In terms of developing materials across different device sizes, it is also important to avoid long tracts of text that require scrolling. In a recent study (2014), Molina, et al., undertook two experiments to ascertain the effectiveness of m‑learning devices in the delivery of learning materials. The first study compared desktop computers and smartphones and a follow-up study included the use of tablet devices. The aim of the experiment was to investigate the ability of these different technologies to display learning materials. The method used was very thorough, using pre/post-testing, self-reported cognitive load and eye-tracking to ascertain cognitive activity as well as ascertaining user satisfaction scores via the Technology Acceptance Model (TAM), a score commonly used in information technology. The hypotheses posed were that the student performance would be

influenced by the devices used and that the time spent in assimilating the learning contents would also be influenced by the type of device used to access them. The third hypothesis did not relate strictly to CLT but looked at student satisfaction and the perceived usefulness of the devices.

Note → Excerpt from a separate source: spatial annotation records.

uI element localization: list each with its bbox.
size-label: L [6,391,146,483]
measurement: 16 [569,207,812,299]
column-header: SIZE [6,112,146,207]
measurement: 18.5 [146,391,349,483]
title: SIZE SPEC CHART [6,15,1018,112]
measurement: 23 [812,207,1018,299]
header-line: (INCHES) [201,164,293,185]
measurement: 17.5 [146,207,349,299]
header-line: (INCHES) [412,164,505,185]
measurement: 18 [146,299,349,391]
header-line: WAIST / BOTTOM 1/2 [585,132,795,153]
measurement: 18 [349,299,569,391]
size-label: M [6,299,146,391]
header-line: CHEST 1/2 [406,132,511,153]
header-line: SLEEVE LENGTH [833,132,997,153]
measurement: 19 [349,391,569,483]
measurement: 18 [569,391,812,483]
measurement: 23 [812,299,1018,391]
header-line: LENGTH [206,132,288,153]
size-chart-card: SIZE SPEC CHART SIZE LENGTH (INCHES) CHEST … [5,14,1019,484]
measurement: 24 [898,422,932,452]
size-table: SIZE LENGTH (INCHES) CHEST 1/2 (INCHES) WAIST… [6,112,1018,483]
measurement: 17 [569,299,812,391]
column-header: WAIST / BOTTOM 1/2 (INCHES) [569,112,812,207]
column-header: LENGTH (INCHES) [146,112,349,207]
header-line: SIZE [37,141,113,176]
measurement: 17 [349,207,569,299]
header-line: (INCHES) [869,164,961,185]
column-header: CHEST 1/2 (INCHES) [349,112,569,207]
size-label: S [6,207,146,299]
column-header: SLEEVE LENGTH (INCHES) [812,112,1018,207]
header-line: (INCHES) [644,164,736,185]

The first experiment used 26 participants; the second experiment used an additional 10 participants using iPads (Apple Inc.). The second study combined the data from both trials. The results agreed with Raptis et al. (2013), in that the task time was significantly increased in the m-learner group using smartphones, and was related to screen size. The PC users spent the least amount of time on the learning task and the tablet users task- completion times lay between the two. The reason for this was again due to the time taken in scrolling or pinch-zooming content on the mobile devices that could be displayed without interaction on the PC. This result agreed with the cognitive load reported by the participants in relation to the demands placed upon them by the device, the iPhone users reporting the highest task load, then the tablet users, the PC users reporting the lowest demand. It was thought that this increase in load was likely to be due to the reasons previously evaluated from the Martin and Ertzberger paper (2013), i.e. that screen-size limitations necessitated the splitting of content across different screens, which

compromised the spatial and temporal-contiguity principles that result in the split- attention effect.

Interestingly, cognitive load was also assessed relating to the demands placed upon the learners by the learning materials, but there were no significant differences noted here. In agreement with the Martin and Ertzberger study, learners using the iPad tablet found the mobile device to be more motivating than a PC despite the fact that it did not perform as well in relation to the task outcomes. This motivating/user engagement aspect of m‑learning is seen in many other studies (Liu, Li and Carlsson, 2010;

Manuguerra, Petocz, 2011; Hwang, Yang and Wang, 2013; Sung and Mayer, 2013; Chan, et al., 2014) Student engagement is one of the factors that can affect cognition because, as stated by Robert Gagné (1985) the first step in any student instruction is to gain attention.In addition to addressing the requirements of CLT, the learning materials must therefore also foster student engagement, as this has also been found to affect cognition.